Kavan wird als erster Tscheche Vorsitzende der UNO-Generalversammlung
Nachdem am Freitag Weißrussland seine Kandidatur auf den Vorsitz der UNO-Generalversammlung offiziell zurückgezogen hat, wird mit hoher Wahrscheinlichkeit erstmals ein Tscheche an der Spitze dieses Gremiums stehen - der bisherige Außenminister Jan Kavan. Die offizielle Wahl findet am 8. Juli statt, bereits zum jetzigen Zeitpunkt ist jedoch klar, dass Kavan auf die Stimmen nahezu aller Staaten zählen kann, die er um die Unterstützung seiner Kandidatur gebeten hatte - bis Ende vorletzter Woche waren dies 105 der 189 UNO-Mitgliedsstaaten.

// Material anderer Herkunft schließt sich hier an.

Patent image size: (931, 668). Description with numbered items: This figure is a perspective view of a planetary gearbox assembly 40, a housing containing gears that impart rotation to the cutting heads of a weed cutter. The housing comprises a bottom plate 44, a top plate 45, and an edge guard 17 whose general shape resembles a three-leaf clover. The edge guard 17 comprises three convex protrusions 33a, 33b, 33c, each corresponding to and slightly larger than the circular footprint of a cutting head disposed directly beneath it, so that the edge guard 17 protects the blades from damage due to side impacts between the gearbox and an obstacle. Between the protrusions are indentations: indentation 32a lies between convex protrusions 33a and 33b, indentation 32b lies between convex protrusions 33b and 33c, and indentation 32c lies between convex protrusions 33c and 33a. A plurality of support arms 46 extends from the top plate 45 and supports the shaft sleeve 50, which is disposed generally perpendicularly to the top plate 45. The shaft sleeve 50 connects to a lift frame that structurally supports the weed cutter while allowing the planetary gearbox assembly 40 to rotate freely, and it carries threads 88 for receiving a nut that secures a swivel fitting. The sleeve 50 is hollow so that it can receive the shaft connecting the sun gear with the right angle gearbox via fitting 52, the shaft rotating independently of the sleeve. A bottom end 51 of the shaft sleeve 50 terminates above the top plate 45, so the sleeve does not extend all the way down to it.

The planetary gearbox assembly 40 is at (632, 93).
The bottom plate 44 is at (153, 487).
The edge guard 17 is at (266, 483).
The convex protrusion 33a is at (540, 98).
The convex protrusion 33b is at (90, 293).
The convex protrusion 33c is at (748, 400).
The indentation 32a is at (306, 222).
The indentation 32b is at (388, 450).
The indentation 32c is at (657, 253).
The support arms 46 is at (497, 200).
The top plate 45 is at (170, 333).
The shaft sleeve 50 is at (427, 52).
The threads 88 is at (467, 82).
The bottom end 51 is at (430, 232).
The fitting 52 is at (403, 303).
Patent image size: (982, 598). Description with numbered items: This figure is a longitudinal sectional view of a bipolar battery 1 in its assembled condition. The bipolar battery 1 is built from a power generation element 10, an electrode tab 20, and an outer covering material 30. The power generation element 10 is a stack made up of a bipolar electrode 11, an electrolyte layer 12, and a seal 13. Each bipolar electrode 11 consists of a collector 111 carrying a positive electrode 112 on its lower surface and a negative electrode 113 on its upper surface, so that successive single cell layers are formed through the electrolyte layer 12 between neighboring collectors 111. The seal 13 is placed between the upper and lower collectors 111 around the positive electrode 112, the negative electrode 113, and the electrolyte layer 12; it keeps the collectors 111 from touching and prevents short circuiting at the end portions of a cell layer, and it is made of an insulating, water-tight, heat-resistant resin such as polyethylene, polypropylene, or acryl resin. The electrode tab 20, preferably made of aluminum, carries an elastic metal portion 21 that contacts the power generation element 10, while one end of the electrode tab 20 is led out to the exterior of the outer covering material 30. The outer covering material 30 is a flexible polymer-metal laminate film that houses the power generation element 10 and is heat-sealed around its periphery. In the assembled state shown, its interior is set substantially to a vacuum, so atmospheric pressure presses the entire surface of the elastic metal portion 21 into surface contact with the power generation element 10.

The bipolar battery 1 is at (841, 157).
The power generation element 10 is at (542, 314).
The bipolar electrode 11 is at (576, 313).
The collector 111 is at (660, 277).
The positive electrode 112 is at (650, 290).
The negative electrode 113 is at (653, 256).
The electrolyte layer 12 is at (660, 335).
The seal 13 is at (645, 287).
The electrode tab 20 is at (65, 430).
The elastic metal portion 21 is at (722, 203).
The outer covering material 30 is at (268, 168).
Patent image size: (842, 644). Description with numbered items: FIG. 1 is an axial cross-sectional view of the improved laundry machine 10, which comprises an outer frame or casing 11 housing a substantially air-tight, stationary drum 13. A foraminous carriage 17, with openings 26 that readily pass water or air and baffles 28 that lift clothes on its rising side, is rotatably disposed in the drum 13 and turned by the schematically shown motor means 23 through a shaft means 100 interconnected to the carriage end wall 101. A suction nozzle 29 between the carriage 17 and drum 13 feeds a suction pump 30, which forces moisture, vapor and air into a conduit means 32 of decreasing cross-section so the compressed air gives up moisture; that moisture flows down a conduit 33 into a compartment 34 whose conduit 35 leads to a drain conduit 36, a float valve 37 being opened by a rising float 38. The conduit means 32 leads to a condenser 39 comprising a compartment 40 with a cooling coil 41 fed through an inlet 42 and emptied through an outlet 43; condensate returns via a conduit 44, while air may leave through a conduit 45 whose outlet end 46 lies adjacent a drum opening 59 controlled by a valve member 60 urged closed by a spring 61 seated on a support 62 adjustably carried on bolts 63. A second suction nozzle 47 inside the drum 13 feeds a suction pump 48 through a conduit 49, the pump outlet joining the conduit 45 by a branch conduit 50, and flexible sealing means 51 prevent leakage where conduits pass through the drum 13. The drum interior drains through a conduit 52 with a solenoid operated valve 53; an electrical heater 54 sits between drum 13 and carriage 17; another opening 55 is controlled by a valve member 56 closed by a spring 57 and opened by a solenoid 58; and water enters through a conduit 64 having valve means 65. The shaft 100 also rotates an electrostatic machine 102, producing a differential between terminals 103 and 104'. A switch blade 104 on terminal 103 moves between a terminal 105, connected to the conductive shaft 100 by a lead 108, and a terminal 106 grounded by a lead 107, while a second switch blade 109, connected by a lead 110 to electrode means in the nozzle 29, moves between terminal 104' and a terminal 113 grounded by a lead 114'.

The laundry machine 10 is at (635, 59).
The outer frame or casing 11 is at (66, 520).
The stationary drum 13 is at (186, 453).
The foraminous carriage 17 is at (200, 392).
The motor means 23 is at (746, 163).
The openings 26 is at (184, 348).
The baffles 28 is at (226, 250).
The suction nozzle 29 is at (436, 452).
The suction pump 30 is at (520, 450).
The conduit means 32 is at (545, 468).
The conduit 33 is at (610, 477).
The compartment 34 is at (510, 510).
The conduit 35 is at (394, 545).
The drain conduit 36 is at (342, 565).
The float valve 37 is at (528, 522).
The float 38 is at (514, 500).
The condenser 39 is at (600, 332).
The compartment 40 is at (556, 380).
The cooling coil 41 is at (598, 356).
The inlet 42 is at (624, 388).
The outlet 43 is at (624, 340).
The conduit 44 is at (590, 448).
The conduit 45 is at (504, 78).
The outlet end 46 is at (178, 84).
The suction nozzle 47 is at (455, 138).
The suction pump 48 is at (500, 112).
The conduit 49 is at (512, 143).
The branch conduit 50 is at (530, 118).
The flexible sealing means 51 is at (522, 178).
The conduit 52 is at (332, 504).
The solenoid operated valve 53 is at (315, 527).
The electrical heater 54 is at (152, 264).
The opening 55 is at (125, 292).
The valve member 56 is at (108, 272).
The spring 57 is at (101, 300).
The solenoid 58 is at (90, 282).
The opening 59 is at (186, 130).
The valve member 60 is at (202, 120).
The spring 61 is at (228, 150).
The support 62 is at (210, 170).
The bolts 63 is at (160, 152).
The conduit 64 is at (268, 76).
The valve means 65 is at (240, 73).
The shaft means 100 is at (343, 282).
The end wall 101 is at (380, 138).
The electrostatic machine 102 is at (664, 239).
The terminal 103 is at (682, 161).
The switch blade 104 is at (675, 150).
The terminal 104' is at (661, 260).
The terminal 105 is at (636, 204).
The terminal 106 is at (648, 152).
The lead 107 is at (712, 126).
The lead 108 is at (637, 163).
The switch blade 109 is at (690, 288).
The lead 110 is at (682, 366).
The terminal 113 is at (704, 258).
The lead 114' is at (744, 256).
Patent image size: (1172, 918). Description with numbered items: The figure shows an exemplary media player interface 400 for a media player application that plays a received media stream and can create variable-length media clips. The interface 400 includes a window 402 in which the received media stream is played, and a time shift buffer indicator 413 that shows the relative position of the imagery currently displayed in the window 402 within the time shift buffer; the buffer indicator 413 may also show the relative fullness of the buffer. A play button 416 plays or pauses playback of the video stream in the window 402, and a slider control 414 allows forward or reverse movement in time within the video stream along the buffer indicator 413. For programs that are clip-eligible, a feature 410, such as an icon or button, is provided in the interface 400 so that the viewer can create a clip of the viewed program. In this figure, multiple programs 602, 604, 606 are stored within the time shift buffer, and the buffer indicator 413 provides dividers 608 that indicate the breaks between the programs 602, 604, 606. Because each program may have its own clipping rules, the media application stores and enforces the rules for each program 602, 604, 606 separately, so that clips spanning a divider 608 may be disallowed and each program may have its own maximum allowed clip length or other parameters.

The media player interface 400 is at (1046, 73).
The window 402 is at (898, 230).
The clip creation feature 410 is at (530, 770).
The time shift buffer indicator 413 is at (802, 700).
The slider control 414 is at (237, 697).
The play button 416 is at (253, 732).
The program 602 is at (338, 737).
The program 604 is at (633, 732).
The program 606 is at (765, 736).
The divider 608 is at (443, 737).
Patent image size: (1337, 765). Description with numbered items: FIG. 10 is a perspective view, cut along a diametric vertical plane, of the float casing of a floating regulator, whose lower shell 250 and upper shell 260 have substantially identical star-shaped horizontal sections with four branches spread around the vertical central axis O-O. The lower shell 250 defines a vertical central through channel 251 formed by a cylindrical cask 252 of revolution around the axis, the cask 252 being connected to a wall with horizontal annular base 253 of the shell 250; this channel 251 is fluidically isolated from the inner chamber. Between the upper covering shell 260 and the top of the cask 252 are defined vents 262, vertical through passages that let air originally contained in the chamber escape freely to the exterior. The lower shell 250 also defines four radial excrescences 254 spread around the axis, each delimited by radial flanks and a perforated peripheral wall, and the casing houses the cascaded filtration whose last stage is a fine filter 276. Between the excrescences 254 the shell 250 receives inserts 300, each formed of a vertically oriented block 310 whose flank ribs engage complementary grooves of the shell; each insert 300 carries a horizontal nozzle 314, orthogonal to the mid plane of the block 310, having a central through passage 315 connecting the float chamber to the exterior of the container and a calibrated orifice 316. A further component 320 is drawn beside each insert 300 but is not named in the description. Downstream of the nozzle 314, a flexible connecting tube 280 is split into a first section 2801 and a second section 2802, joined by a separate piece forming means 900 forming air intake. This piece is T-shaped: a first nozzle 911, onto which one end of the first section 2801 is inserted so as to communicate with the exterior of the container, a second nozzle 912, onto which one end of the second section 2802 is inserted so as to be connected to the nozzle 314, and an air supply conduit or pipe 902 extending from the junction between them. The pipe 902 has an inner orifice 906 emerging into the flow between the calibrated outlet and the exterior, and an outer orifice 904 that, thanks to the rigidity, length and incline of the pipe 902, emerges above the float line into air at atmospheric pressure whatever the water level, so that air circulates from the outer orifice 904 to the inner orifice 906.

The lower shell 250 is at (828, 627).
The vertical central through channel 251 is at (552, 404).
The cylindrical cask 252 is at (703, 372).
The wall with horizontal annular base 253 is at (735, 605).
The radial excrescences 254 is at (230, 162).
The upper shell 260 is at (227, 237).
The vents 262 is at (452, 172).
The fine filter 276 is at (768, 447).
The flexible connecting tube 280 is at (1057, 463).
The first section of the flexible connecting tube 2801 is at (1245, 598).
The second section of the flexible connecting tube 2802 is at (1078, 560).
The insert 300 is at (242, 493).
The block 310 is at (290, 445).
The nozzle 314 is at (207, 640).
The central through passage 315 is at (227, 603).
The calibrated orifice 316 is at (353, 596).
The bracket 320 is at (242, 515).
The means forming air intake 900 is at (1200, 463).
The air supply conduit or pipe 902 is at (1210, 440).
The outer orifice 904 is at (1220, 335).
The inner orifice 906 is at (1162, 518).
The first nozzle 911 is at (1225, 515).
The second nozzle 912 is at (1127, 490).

Der Vorsitzende der regelmäßigen UNO-Generalversammlung - dem Hauptberatungsorgan der Vereinten Nationen - , wird nach dem Rotationsprinzip aus den fünf regionalen Gruppen gewählt, in die die Vereinten Nationen unterteilt sind. Die Tschechische Republik zählt zur Staatengruppe Mittel- und Osteuropa.
Kavan, Sohn eines tschechischen Diplomaten und einer Engländerin, emigrierte in den 60er Jahren nach London, wo er die Presseagentur Palach-Press leitete. Nach seiner Rückkehr 1990 war er zwei Jahre lang Abgeordneter und vier Jahre Mitglied des Senats. Hinsichtlich des Verdachtes auf Mitarbeit in der Staatssicherheit Anfang der 70er Jahre gewann er 1996 im Lustrations-Streit mit dem tschechischen Innenministerium.
Sein neues Amt wird der bisherige Chef der tschechischen Diplomatie, am 10. September antreten. Dass Kavan, der bei den Parlamentswahlen Mitte Juni ins neue tschechische Abgeordnetenhaus gewählt wurde, dann häufig im Parlament abwesend wäre, könnte angesichts der möglicherweise knappen Mehrheitsverhältnisse problematisch werden. Sollte es nämlich erwartungsgemäß zu einer Regierungskoalition zwischen der Sozialdemokratischen Partei und dem liberalen Bündnis Koalition kommen, würde diese auf einem Vorsprung von nur zwei Stimmen basieren. Wenn Kavan also bei wichtigen Abstimmungen fehlen würde, würde dies bedeuten, dass die neue Regierungskoalition nicht einmal mehr auf diesen knappen Stimmenvorsprung zählen könnte. Als Lösung hierfür schlug Kavan entweder eine Änderung des Abstimmungsmodus vor oder die Suche nach zusätzlichen Finanzquellen, durch die sich regelmäßige Flüge zwischen dem Sitz der Vereinten Nationen in New York und dem Sitz des tschechischen Abgeordnetenhauses in Prag finanzieren ließen. Auch seine bisherigen Vorgänger an der Spitze der UN-Generalversammlung in den vergangenen zehn Jahren hätten gleichzeitig Parlamentsfunktionen bekleidet und hätten hier eine Lösung gefunden, so Kavan. Er selber sehe dafür bislang keinen Anlass, auf sein Mandat im Abgeordnetenhaus zu verzichten, zumal er durch die 8000 Präferenzstimmen den tschechischen Wählern gegenüber eine besondere Verantwortung verspüre.